What Speed are you running the system bus at..?
I noticed the CPU you are using is the later version which can run at high speeds... The system is designed at 7-8Mhz bus speed...
When you up the System Bus Speed it gets wonky with the Analog Video Circuity; if you're running a high Clock Speed that may be part of your issue as well...

The Higher Voltage of 7.5v might only effect the smaller 3.3v circuit as that would be at the top of the tolerance levels (ie Double Voltage)...
Check that your RAM is still good... 

[quorten]

Hello @SlickClick, welcome!  In this case the master clock should be ~16MHz and the BBU divides that down to the ~8MHz CPU clock.  Have you actually run a Macintosh SE with a higher speed master clock?  I would have suspected that higher master clock speeds wouldn't work at all without a BBU mod, but if they do in fact work by simply overdriving all the generated clock frequencies, that would be good to know for the BBU replica design.

 

The Macintosh SE MLB doesn't have a 3.3V power circuit to my knowledge, it should all be 5V chips on there, assuming that vintage RAM is used.

[Kai Robinson]

@SlickClick 7.83Mhz is the Bus speed in the system. The CPU is an L10 - mostly because it's a nice, gold top ceramic CPU, no other reason

[anthon]

OK, I've been out of the 68k loop for a couple of years.
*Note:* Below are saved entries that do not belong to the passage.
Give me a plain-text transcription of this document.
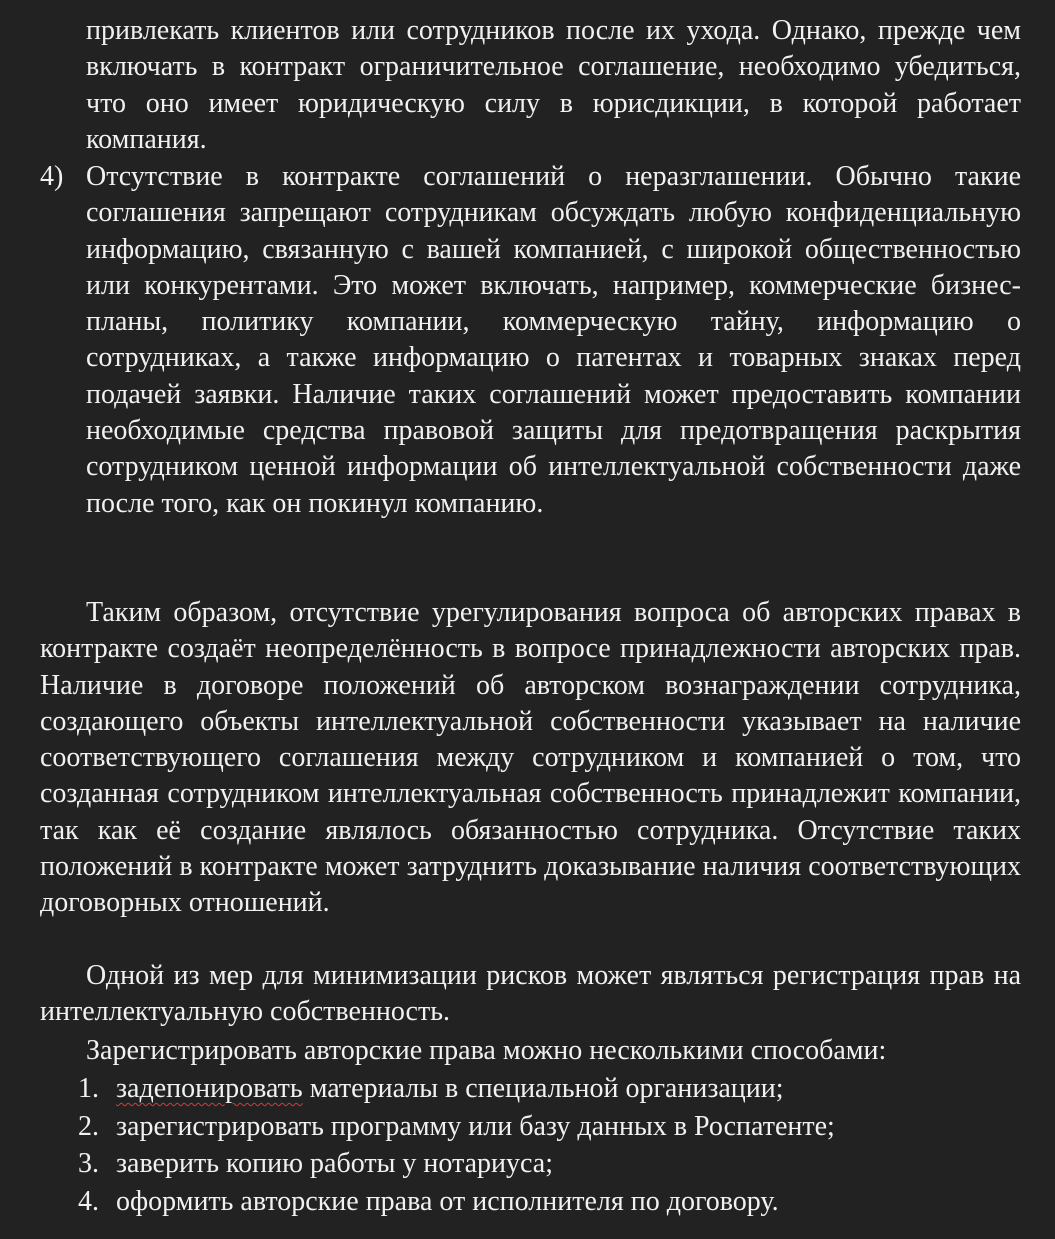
привлекать клиентов или сотрудников после их ухода. Однако, прежде чем включать в контракт ограничительное соглашение, необходимо убедиться, что оно имеет юридическую силу в юрисдикции, в которой работает компания.

4) Отсутствие в контракте соглашений о неразглашении. Обычно такие соглашения запрещают сотрудникам обсуждать любую конфиденциальную информацию, связанную с вашей компанией, с широкой общественностью или конкурентами. Это может включать, например, коммерческие бизнес-планы, политику компании, коммерческую тайну, информацию о сотрудниках, а также информацию о патентах и товарных знаках перед подачей заявки. Наличие таких соглашений может предоставить компании необходимые средства правовой защиты для предотвращения раскрытия сотрудником ценной информации об интеллектуальной собственности даже после того, как он покинул компанию.

Таким образом, отсутствие урегулирования вопроса об авторских правах в контракте создаёт неопределённость в вопросе принадлежности авторских прав. Наличие в договоре положений об авторском вознаграждении сотрудника, создающего объекты интеллектуальной собственности указывает на наличие соответствующего соглашения между сотрудником и компанией о том, что созданная сотрудником интеллектуальная собственность принадлежит компании, так как её создание являлось обязанностью сотрудника. Отсутствие таких положений в контракте может затруднить доказывание наличия соответствующих договорных отношений.

Одной из мер для минимизации рисков может являться регистрация прав на интеллектуальную собственность.

Зарегистрировать авторские права можно несколькими способами:
1. задепонировать материалы в специальной организации;
2. зарегистрировать программу или базу данных в Роспатенте;
3. заверить копию работы у нотариуса;
4. оформить авторские права от исполнителя по договору.
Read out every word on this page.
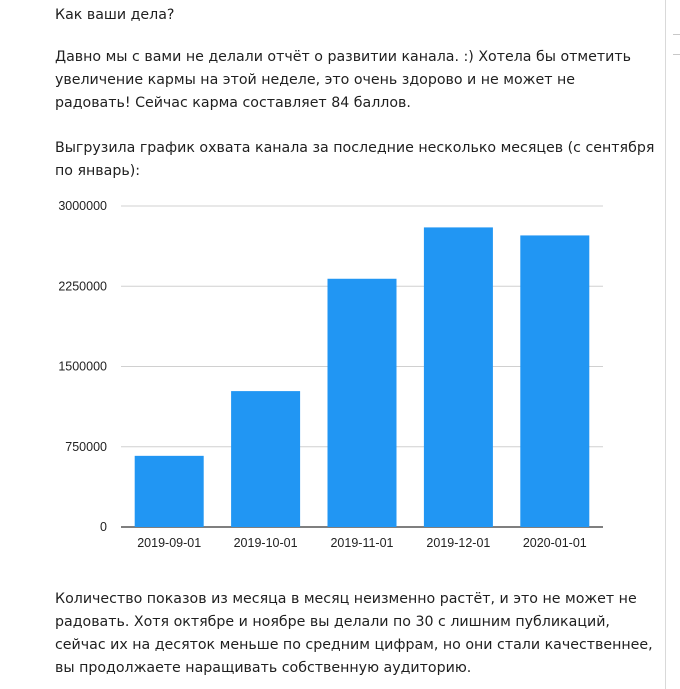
Как ваши дела?

Давно мы с вами не делали отчёт о развитии канала. :) Хотела бы отметить увеличение кармы на этой неделе, это очень здорово и не может не радовать! Сейчас карма составляет 84 баллов.

Выгрузила график охвата канала за последние несколько месяцев (с сентября по январь):

0
750000
1500000
2250000
3000000
2019-09-01	2019-10-01	2019-11-01	2019-12-01	2020-01-01

Количество показов из месяца в месяц неизменно растёт, и это не может не радовать. Хотя октябре и ноябре вы делали по 30 с лишним публикаций, сейчас их на десяток меньше по средним цифрам, но они стали качественнее, вы продолжаете наращивать собственную аудиторию.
Now look what is going on! Very nice!

 

The Mac SE overall is the most reliable of the compact Macs. (Perhaps even most reliable of any Mac.) Through-hole parts, no leaky caps, the batteries don't often explode (mostly I have seen the Varta and Tadiran batteries in SEs, nigh a Maxwell to be found). The real Mac that needs replacement PCBs is the SE/30. I alone have at least 4 of those with trace rot beyond salvage. That one's more complicated though, so it makes a lot of sense to start with the SE.

 

I need to learn Verilog so I can help with the custom chip side of things. I've been saying that for 3 years...

[rplacd]

44 minutes ago, anthon said:

I need to learn Verilog so I can help with the custom chip side of things. I've been saying that for 3 years...
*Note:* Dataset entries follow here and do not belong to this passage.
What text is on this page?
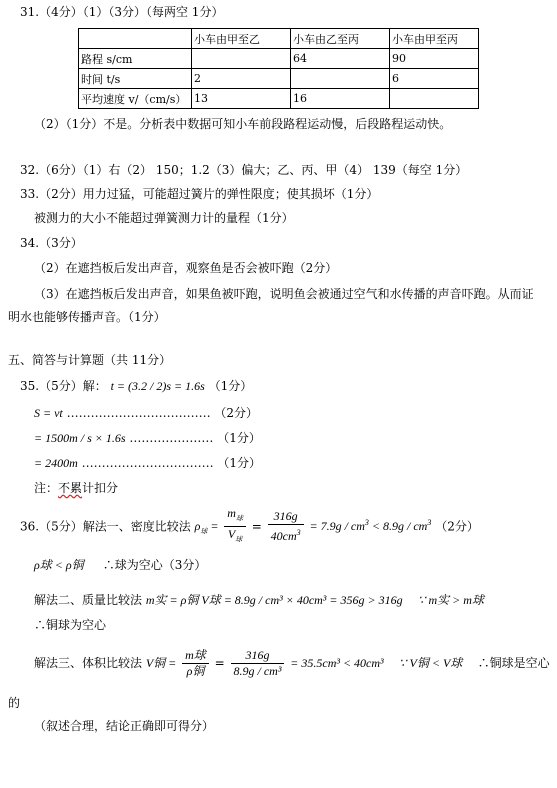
31.（4分）（1）（3分）（每两空 1分）
	小车由甲至乙	小车由乙至丙	小车由甲至丙
路程 s/cm		64	90
时间 t/s	2		6
平均速度 v/（cm/s）	13	16	
（2）（1分）不是。分析表中数据可知小车前段路程运动慢，后段路程运动快。
32.（6分）（1）右（2） 150；1.2（3）偏大；乙、丙、甲（4） 139（每空 1分）
33.（2分）用力过猛，可能超过簧片的弹性限度；使其损坏（1分）
被测力的大小不能超过弹簧测力计的量程（1分）
34.（3分）
（2）在遮挡板后发出声音，观察鱼是否会被吓跑（2分）
（3）在遮挡板后发出声音，如果鱼被吓跑，说明鱼会被通过空气和水传播的声音吓跑。从而证
明水也能够传播声音。（1分）
五、简答与计算题（共 11分）
35.（5分）解： t = (3.2 / 2)s = 1.6s （1分）
S = vt ……………………………… （2分）
= 1500m / s × 1.6s ………………… （1分）
= 2400m …………………………… （1分）
注：不累计扣分
36.（5分）解法一、密度比较法 $\rho_球 = \frac{m_球}{V_球} = \frac{316g}{40cm^3} = 7.9g / cm^3 < 8.9g / cm^3$ （2分）
ρ球 < ρ铜 ∴球为空心（3分）
解法二、质量比较法 m实 = ρ铜 V球 = 8.9g / cm³ × 40cm³ = 356g > 316g ∵ m实 > m球
∴铜球为空心
解法三、体积比较法 V铜 = $\frac{\text{m球}}{\text{ρ铜}} = \frac{316g}{\text{8.9g / cm³}} = 35.5cm^3 < 40cm^3$ ∵ V铜 < V球 ∴铜球是空心
的
（叙述合理，结论正确即可得分）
Same! This thread has inspired me to take a good crack at learning digital design. As an early Christmas gift I bought myself an FPGA trainer board and a textbook.

Edited December 14, 2020 by rplacd

[quorten]

On 12/13/2020 at 6:43 PM, anthon said:

I need to learn Verilog so I can help with the custom chip side of things. I've been saying that for 3 years...

What I've been thinking to myself about my knowledge of Verilog... I needed a few more classes to fill up my computer science degree electives and the relevant classes seemed like something that wasn't too over-hyped or overly specialized.  Probably not going to use it at my main job any time too soon but it sure is fun for side projects.  Ha ha ha!

[Hiro256]

On 6/28/2020 at 4:46 PM, Kai Robinson said:

So - as the title explains, this is designed to save as many Mac SE's as possible. So many have died thanks to the stupid PRAM battery on the board, and with the SE being a 2-layer PCB with just through hole components, it's actually one of the easiest to save. So - how do you reproduce a PCB? 

First, get a Mac SE PCB - in my case a 'dead' board from eBay for €29 - thanks, random spanish man! 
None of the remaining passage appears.